Amid growing demand for unified managed accounts, BNY Mellon | Pershing-affiliated RIA Lockwood Advisors has expanded its unified managed account offering, while lowering its minimum asset requirement and yearly program fee.
Lockwood’s new Flexible UMA, launched Monday, aims to help advisors manage a diversified, multi-asset portfolio in a single account — which the firm says should reduce paperwork while facilitating customized solutions for varying investor needs.
Lockwood introduced its first UMA in 2005, according to Joel Hempel, COO of Lockwood Advisors. There are some key differences between the new offering and what it’s offered earlier, he said.
One main difference is that the new offering gives advisors flexibility, allowing them to “tweak the asset allocation,” he said. The program now includes a broader list of investment options, such as exchange-traded funds, model separately managed account strategies, fixed income products, mutual funds, third-party strategist models and proprietary Lockwood models.

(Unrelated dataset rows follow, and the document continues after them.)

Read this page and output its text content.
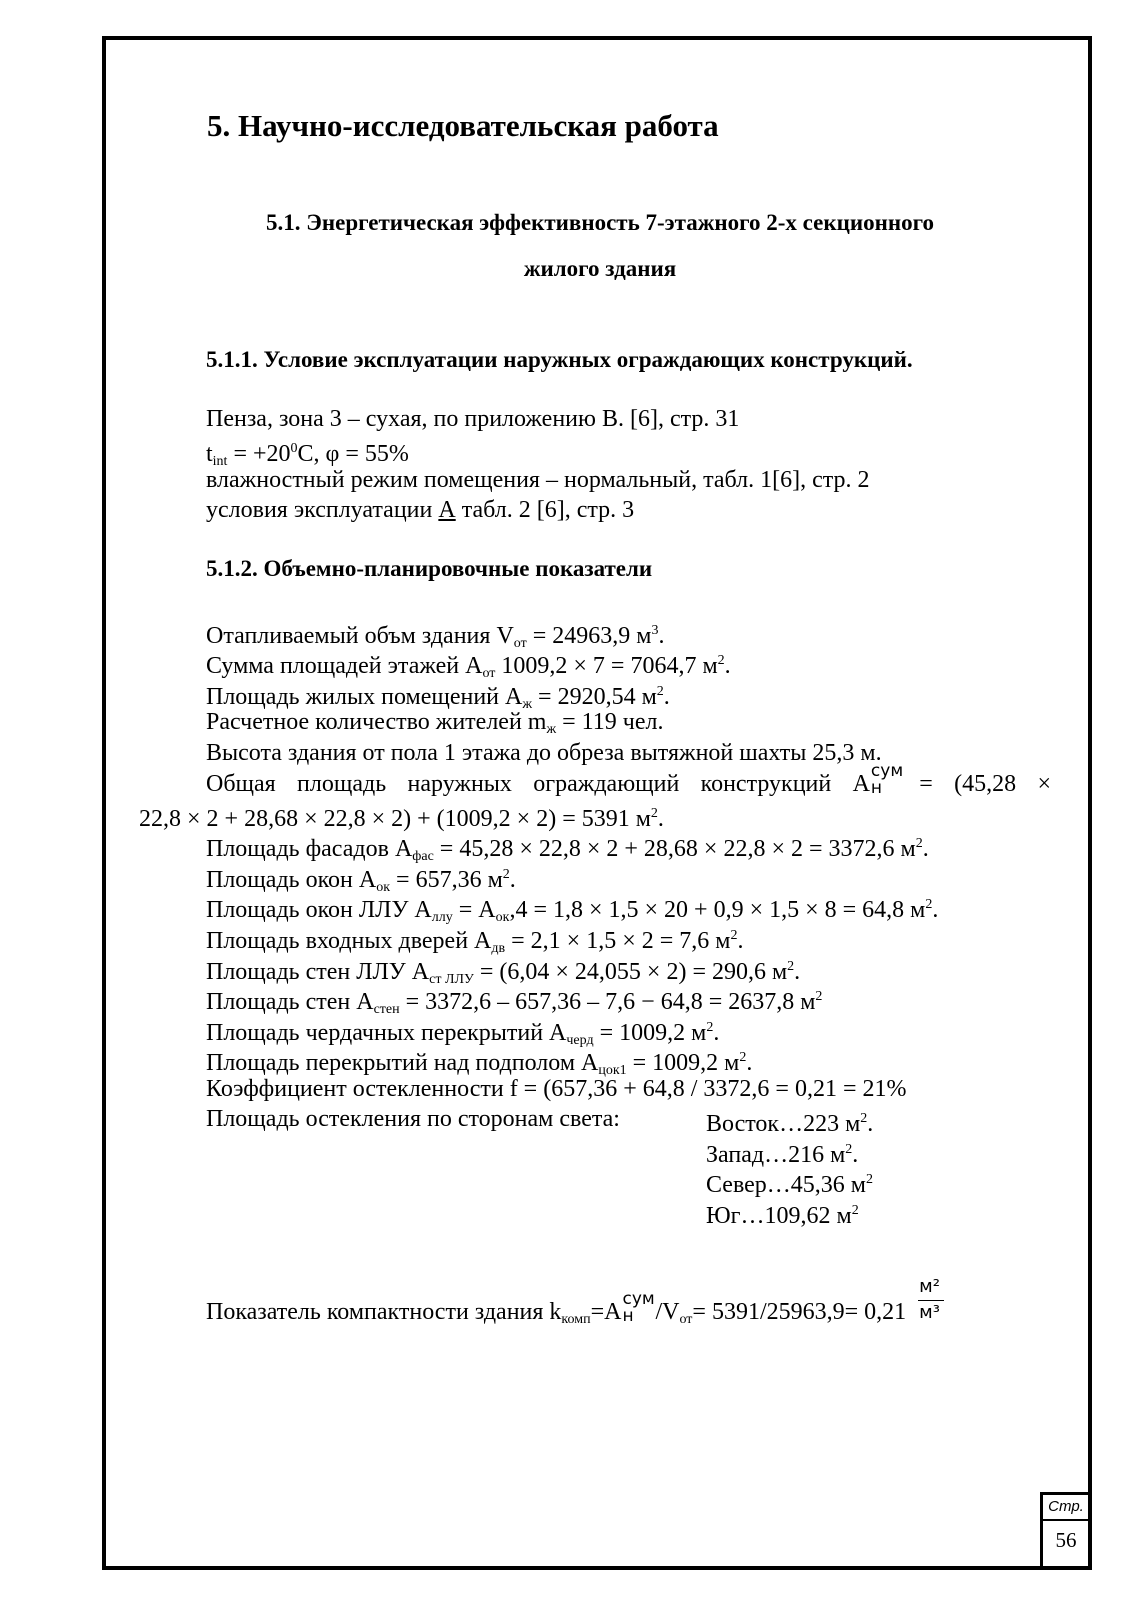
5. Научно-исследовательская работа
5.1. Энергетическая эффективность 7-этажного 2-х секционного
жилого здания
5.1.1. Условие эксплуатации наружных ограждающих конструкций.
Пенза, зона 3 – сухая, по приложению В. [6], стр. 31
$t_{int} = +20^0C$, φ = 55%
влажностный режим помещения – нормальный, табл. 1[6], стр. 2
условия эксплуатации А табл. 2 [6], стр. 3
5.1.2. Объемно-планировочные показатели
Отапливаемый объм здания $V_{от} = 24963,9$ $м^3$.
Сумма площадей этажей $А_{от}$ 1009,2 × 7 = 7064,7 $м^2$.
Площадь жилых помещений $А_ж = 2920,54$ $м^2$.
Расчетное количество жителей $m_ж = 119$ чел.
Высота здания от пола 1 этажа до обреза вытяжной шахты 25,3 м.
Общая площадь наружных ограждающий конструкций А сум
н = (45,28 ×
22,8 × 2 + 28,68 × 22,8 × 2) + (1009,2 × 2) = 5391 $м^2$.
Площадь фасадов $А_{фас} = 45,28 \times 22,8 \times 2 + 28,68 \times 22,8 \times 2 = 3372,6$ $м^2$.
Площадь окон $А_{ок} = 657,36$ $м^2$.
Площадь окон ЛЛУ $А_{ллу} = А_{ок},4 = 1,8 \times 1,5 \times 20 + 0,9 \times 1,5 \times 8 = 64,8$ $м^2$.
Площадь входных дверей $А_{дв} = 2,1 \times 1,5 \times 2 = 7,6$ $м^2$.
Площадь стен ЛЛУ $А_{ст ЛЛУ} = (6,04 \times 24,055 \times 2) = 290,6$ $м^2$.
Площадь стен $А_{стен} = 3372,6 - 657,36 - 7,6 - 64,8 = 2637,8$ $м^2$
Площадь чердачных перекрытий $А_{черд} = 1009,2$ $м^2$.
Площадь перекрытий над подполом $А_{цок1} = 1009,2$ $м^2$.
Коэффициент остекленности f = (657,36 + 64,8 / 3372,6 = 0,21 = 21%
Площадь остекления по сторонам света:	Восток…223 $м^2$.
Запад…216 $м^2$.
Север…45,36 $м^2$
Юг…109,62 $м^2$
Показатель компактности здания $k_{комп}=А$ сум
н $/V_{от}= 5391/25963,9= 0,21 \frac{\text{м²}}{\text{м³}}$
Стр.
56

Another key difference is the program’s availability to a much wider group of investors now, Hempel explained. While the minimum account size for a UMA was typically $250,000 before, the new offering’s minimum account size is now $50,000; it comes with an annual program fee that starts at 30 basis points (plus asset manager fees) vs. the earlier fee that were 75 basis points (including asset manager fees) and up.
So, why now? For one thing, “as you look across the industry, as you look across what we, Pershing, are doing, broadly speaking, there is this drive — this continuous evolution of holistic wealth management — and it is stitching together different sorts of technology [and] putting together various what were historically product silos,” he said.